Argentina’s Ezequiel Fernandez published details about his tool in a blog post last month. In it, he describes how an admin request short enough to fit in a single tweet can gain control of select DVRs.
First reported by Bleeping Computer, the appropriately named getDVR_Credentials exploit is a proof-of-concept for the CVE-2018-9995 vulnerability discovered last month. By using his exploit from the DVRs’ control panel, Fernandez was reportedly able to gain login credentials in clear text
Fernandez listed a bunch of DVR brands that are vulnerable to the attack, including TBK, Novo, CeNova, QSee, Punix, DVR 5 in 1, and Securus. As Bleeping Computer points out, many of these companies are selling a rebranded version of the TBK DVR4104 DVR.
There are believed to be tens of thousands of vulnerable devices. A screenshot of the service Fernandez used to determine where they are located shows more than 55,000 online devices primarily in Turkey, Malasia, India, Brazil, and Italy. Fernandez also posted screenshots of livestream images and device settings he gained access to.

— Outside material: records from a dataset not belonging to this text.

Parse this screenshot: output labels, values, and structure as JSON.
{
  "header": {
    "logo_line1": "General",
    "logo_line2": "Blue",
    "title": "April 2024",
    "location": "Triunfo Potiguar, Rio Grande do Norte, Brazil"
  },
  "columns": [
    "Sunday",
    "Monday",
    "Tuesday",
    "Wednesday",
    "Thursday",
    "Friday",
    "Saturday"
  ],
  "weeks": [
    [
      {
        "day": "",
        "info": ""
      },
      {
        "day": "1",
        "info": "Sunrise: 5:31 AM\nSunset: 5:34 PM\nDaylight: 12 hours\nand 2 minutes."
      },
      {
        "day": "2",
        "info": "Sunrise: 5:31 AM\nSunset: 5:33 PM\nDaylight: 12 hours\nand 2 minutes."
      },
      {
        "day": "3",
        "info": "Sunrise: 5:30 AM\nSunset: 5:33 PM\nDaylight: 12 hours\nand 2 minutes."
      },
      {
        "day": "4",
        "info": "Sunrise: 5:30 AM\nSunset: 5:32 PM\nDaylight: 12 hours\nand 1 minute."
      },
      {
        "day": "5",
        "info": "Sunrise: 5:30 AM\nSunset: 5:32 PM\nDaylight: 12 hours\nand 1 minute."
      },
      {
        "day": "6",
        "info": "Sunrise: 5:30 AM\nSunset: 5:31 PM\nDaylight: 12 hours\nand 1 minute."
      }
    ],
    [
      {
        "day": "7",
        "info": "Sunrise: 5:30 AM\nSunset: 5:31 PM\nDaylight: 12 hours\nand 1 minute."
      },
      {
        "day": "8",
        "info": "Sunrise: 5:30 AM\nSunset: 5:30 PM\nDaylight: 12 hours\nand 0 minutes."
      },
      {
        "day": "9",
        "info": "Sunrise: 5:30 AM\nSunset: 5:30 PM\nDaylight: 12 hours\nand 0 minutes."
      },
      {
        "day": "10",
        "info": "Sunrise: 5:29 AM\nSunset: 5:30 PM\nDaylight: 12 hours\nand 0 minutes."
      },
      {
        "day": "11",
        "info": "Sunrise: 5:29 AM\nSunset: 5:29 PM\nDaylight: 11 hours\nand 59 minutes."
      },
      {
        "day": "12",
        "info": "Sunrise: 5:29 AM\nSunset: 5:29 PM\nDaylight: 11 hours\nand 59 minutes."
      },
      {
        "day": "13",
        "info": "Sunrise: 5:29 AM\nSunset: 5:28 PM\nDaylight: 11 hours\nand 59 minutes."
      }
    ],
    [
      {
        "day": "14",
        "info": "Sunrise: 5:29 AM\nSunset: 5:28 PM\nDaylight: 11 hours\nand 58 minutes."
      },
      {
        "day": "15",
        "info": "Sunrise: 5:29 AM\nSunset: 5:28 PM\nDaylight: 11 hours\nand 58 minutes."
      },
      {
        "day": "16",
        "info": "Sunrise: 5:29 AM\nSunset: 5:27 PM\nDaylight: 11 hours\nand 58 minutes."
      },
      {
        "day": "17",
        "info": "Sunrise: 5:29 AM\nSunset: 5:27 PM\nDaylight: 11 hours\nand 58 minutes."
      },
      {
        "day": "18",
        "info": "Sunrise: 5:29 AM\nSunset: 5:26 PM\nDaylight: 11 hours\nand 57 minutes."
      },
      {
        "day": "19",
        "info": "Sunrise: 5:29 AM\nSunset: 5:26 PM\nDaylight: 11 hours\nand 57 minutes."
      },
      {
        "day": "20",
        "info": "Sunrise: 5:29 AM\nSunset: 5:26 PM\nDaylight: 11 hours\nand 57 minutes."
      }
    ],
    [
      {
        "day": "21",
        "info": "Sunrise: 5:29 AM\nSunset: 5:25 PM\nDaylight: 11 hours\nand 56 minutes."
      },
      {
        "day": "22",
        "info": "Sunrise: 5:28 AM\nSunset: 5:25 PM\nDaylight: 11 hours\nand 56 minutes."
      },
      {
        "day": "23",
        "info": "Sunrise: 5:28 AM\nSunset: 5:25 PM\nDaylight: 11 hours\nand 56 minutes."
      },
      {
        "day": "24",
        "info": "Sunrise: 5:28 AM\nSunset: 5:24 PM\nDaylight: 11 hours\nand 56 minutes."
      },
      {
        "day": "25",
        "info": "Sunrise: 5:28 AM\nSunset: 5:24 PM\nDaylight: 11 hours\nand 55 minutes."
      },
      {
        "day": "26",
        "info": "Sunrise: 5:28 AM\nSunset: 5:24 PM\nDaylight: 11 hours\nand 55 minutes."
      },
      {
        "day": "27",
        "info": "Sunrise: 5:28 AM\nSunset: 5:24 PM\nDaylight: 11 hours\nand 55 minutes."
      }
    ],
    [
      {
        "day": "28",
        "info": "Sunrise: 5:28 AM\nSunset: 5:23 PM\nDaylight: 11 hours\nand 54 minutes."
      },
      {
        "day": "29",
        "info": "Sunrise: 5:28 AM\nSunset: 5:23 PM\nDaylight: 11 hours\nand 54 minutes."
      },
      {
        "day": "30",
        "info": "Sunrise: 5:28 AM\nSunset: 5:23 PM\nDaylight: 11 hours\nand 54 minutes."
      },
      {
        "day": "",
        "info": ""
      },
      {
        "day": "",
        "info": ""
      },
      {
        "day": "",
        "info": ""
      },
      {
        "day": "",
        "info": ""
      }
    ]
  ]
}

So far, an attack using the method has not been detected, but Ankit Anubhav, a principal researcher at NewSky Security, told Bleeping Computer he doesn’t think that will remain the case for long. The proof-of-concept has been uploaded to Github, and bad actors now have a source for figuring out who to attack in Shodan, the search engine Fernandez used to help him find vulnerable DVRs connected to the internet. Fortunately, it appears DVR manufacturers can block requests to gain access to the devices using a simple scan, though it’s unclear whether the companies are aware of the issue.
Given how many vulnerable devices are in the wild and that the tools to conduct the attack have now been published, CVE-2018-9995 could become the most exploited vulnerability of the year.
We have reached out to TBK and will update this article if we hear back.